My guess is that part of the reason why its low priority is because its for all intents and purposes, solved to an effective and relatively elegant level by the community already. Why waste resources on something the community can easily do instead of working on engine features that are difficult or impossible for the community to implement?
(That being said, I'd love to see this natively in-game too provided it doesn't co-opt something more interesting)
I had a crash once involved with facetrack noir 1.7 where Arma3 would continually CTD if it wasn't running until I started the game with it running and disabled all the associated controllers (including the emulated joysticks). The game would start normally after that.
Possibly related to others problems?
@ShotgunSheamuS That entirely depends on how you play the game! For those of us who enjoy playing tactical co-op, getting shot generally means at best a 30 minute stint out of the action as you have to be transported back to the action and then walk the rest of the way, and that's assuming the mission allows respawns! In such a situation where dying really sucks, you learn to fear and respect incoming fire and extra suppression effects would only serve to break immersion and add unneeded mechanical effect.
Of course, Arma is a lot of different things to a lot of different people (hence the bitter debates on almost every feature request) but this is a feature that runs contrary to many people's experiences and is satisfactorily handled by the modding community for those that wish to implement it.
The problem I have with suppression effects is that it it's a mechanic that should be unnecessary if the player is taking effective suppressing fire.
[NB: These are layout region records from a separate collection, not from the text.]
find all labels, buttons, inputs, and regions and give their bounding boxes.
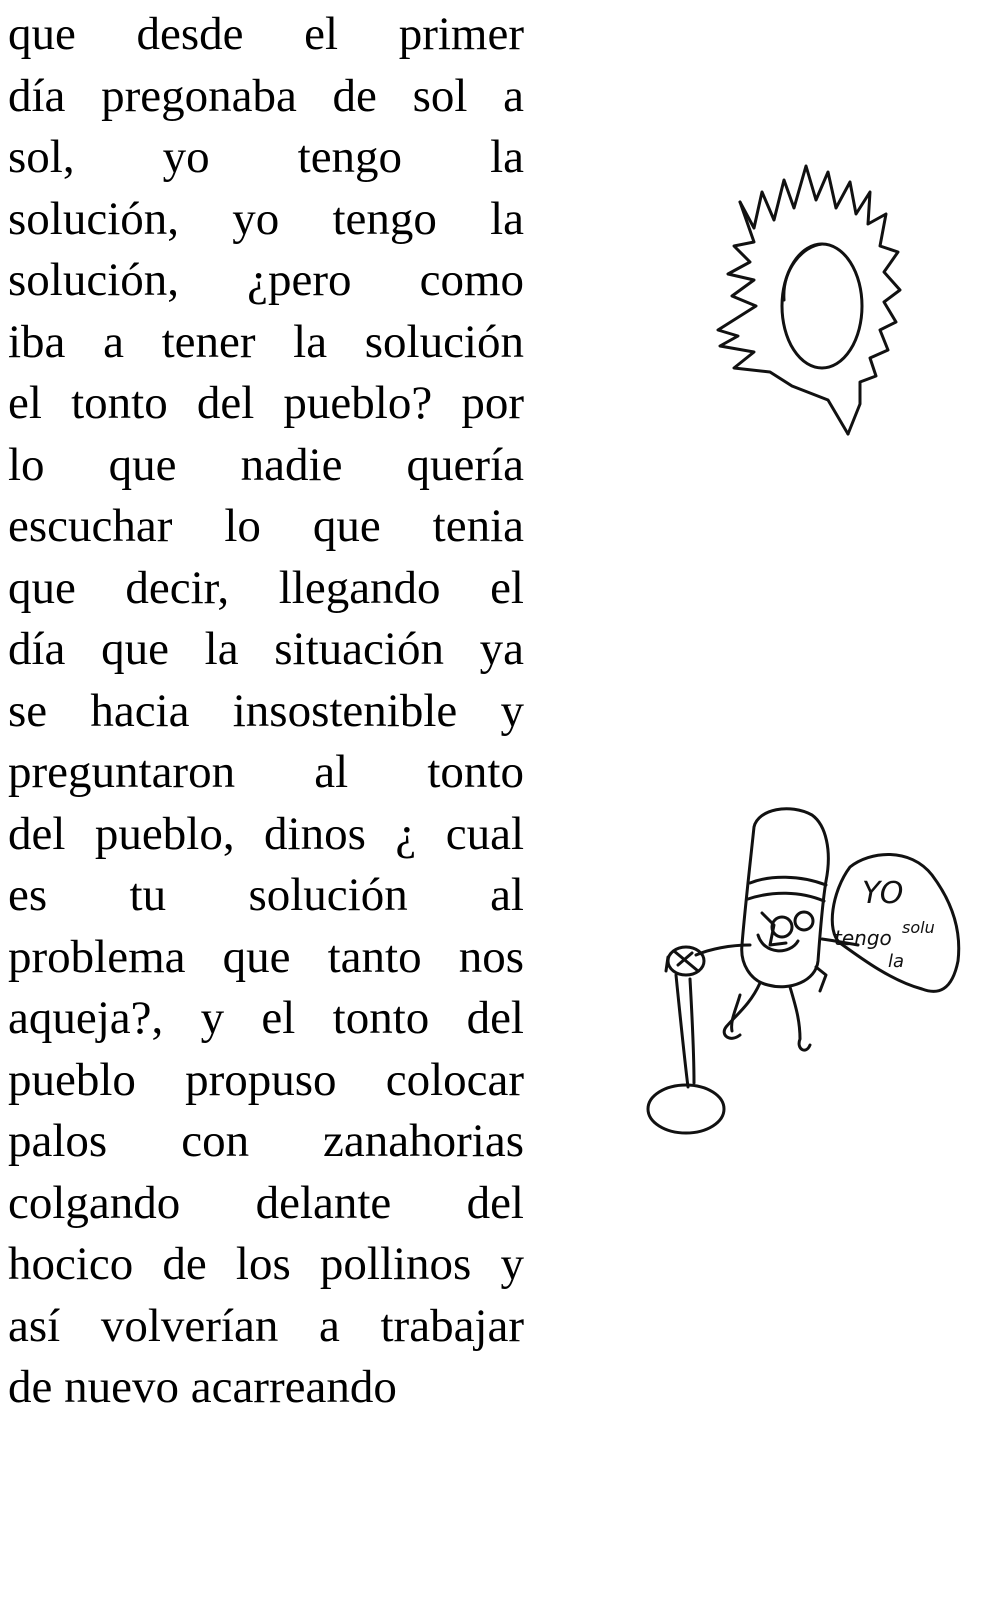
story-line: hocico de los pollinos y <box>8 1238 524 1290</box>
story-line: del pueblo, dinos ¿ cual <box>8 807 524 860</box>
story-line: sol, yo tengo la <box>8 131 524 183</box>
story-line: de nuevo acarreando <box>8 1361 397 1413</box>
story-line: preguntaron al tonto <box>8 746 524 798</box>
speech-bubble-word-tengo: tengo <box>834 926 892 950</box>
story-line: colgando delante del <box>8 1176 524 1229</box>
story-line: pueblo propuso colocar <box>8 1053 524 1106</box>
speech-bubble-word-yo: YO <box>862 876 904 911</box>
story-line: iba a tener la solución <box>8 315 524 368</box>
story-line: el tonto del pueblo? por <box>8 377 524 429</box>
story-line: solución, ¿pero como <box>8 254 524 306</box>
story-line: solución, yo tengo la <box>8 192 524 245</box>
sun-drawing-icon <box>710 150 920 450</box>
story-line: palos con zanahorias <box>8 1115 524 1167</box>
speech-bubble-word-solu: solu <box>902 918 935 937</box>
story-line: que desde el primer <box>8 8 524 60</box>
story-line: que decir, llegando el <box>8 561 524 614</box>
speech-bubble-word-la: la <box>888 951 905 972</box>
story-line: día pregonaba de sol a <box>8 69 524 122</box>
singer-with-microphone-icon <box>640 795 985 1170</box>
story-line: día que la situación ya <box>8 623 524 675</box>
story-line: así volverían a trabajar <box>8 1299 524 1352</box>
story-line: problema que tanto nos <box>8 930 524 983</box>
story-line: aqueja?, y el tonto del <box>8 992 524 1044</box>
story-line: es tu solución al <box>8 869 524 921</box>
story-text <box>8 4 524 1419</box>
story-line: se hacia insostenible y <box>8 684 524 737</box>
story-line: escuchar lo que tenia <box>8 500 524 552</box>
story-line: lo que nadie quería <box>8 438 524 491</box>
The effect of it is entirely psychological and forcing the player to take mechanical effects when the game already fairly accurately simulates those psychological effects is redundant.
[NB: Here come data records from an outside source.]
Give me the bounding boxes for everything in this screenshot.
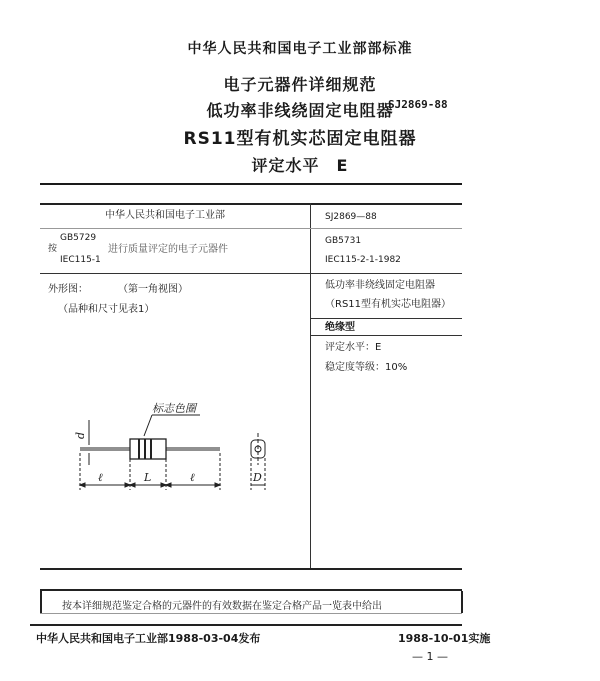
ministry-name: 中华人民共和国电子工业部: [105, 210, 225, 221]
dim-l-right: ℓ: [190, 471, 195, 484]
label-leader: [144, 415, 152, 436]
qualification-note: 按本详细规范鉴定合格的元器件的有效数据在鉴定合格产品一览表中给出: [62, 601, 382, 612]
outline-label: 外形图：: [48, 284, 88, 295]
title-line-1: 电子元器件详细规范: [223, 75, 377, 94]
table-top-rule: [40, 203, 462, 205]
product-name: 低功率非绕线固定电阻器: [325, 280, 435, 291]
standard-number: SJ2869-88: [388, 98, 448, 111]
row-divider-2: [40, 273, 462, 274]
row-divider-4: [311, 335, 462, 336]
arrowhead: [215, 483, 220, 487]
table-bottom-rule: [40, 568, 462, 570]
per-text: 进行质量评定的电子元器件: [108, 244, 228, 255]
dim-d: d: [74, 431, 87, 439]
resistor-body: [130, 439, 166, 459]
resistor-outline-drawing: [40, 385, 310, 500]
product-type: 绝缘型: [325, 322, 355, 333]
title-line-4: 评定水平 E: [251, 156, 349, 175]
page-number: — 1 —: [412, 650, 448, 663]
title-line-3: RS11型有机实芯固定电阻器: [183, 129, 417, 149]
ref-iec-right: IEC115-2-1-1982: [325, 255, 401, 265]
per-label: 按: [48, 244, 58, 254]
outline-note: （品种和尺寸见表1）: [58, 304, 155, 315]
arrowhead: [130, 483, 135, 487]
color-mark-label: 标志色圈: [152, 402, 196, 415]
ref-gb-left: GB5729: [60, 233, 97, 243]
implementation-date: 1988-10-01实施: [398, 632, 491, 645]
issue-date: 中华人民共和国电子工业部1988-03-04发布: [36, 632, 261, 645]
header-rule: [40, 183, 462, 185]
dim-L: L: [144, 471, 152, 484]
note-bottom-rule: [40, 613, 462, 614]
stability-grade: 稳定度等级：10%: [325, 362, 408, 373]
note-right-border: [461, 591, 463, 613]
standard-title: 中华人民共和国电子工业部部标准: [187, 41, 413, 57]
row-divider-3: [311, 318, 462, 319]
note-top-rule: [40, 589, 462, 591]
row-divider-1: [40, 228, 462, 229]
ref-gb-right: GB5731: [325, 236, 362, 246]
arrowhead: [80, 483, 85, 487]
footer-rule: [30, 624, 462, 626]
dim-l-left: ℓ: [98, 471, 103, 484]
right-standard-number: SJ2869—88: [325, 212, 377, 222]
dim-D: D: [253, 471, 262, 484]
ref-iec-left: IEC115-1: [60, 255, 101, 265]
title-line-2: 低功率非线绕固定电阻器: [206, 101, 394, 120]
projection-label: （第一角视图）: [118, 284, 188, 295]
note-left-border: [40, 591, 42, 613]
assessment-level: 评定水平：E: [325, 342, 382, 353]
product-model: （RS11型有机实芯电阻器）: [325, 299, 452, 310]
arrowhead: [166, 483, 171, 487]
panel-divider: [310, 203, 311, 569]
Getting shot at doesn't impact your aim, it does however think twice before popping out of cover to take a shot. It also heavily discourages you from moving the element (which if the enemy force is smart will exploit that to send another element to flank you).
Think of it this way, if your squad's enjoyment of Hiking Simulator 2013 gets interrupted by enemy fire, you're not going to just sit in the middle of the road or continue on the same path you were before. You will stop and take defensive positions. This is suppression.
As an outsider to this debate not particularly caring one way or another, I would like to say that neither side has presented compelling evidence from a reliable academic source, and in particular, the burden of doing so should be on the ones proposing the change.
Easy to implement this for players, but then you have to modify AI routines so they don't walk blindly into the rotors which I've seen happen in Ace. (Nothing ruins a good 2 hour rescue/escort mission like your charge walking face first into the extraction chopper rotor).
Additionally, easily implementable by the community.
May 9 2016
Confirmed. Was about to post this before I remembered to search for it. Reposting my writeup below for extra information since I've already written it anyway.
Description: Smoke emitted by smoke grenades passes through building walls unimpeded, allowing smoke to billow out the sides of buildings or into other rooms and vice versa.
Steps to reproduce: Spawn a soldier at 3010,6028 at grid 030060 facing azimuth 175 with smoke grenades in Agina Marina using the editor. Throw one of the smoke grenades next to a building wall either inside or outside and watch it billow out the other side. This works on other buildings as well, but this one has convenient large windows.
Add. Information: My gut programmer intuition tells me this is likely unfixable (at least not without a big performance hit or significant work), but reported for completeness.
While technically this would be a purely aesthetic feature, it's an aesthetic feature that has some rather unfortunate implications if not included. Arma2 had the excuse of women ostensibly being disbarred from the front lines at the time of release; not including this feature in Arma3 would strike a more sour note in both the general gaming public and the press.
Confirmed. Can reproduce every time.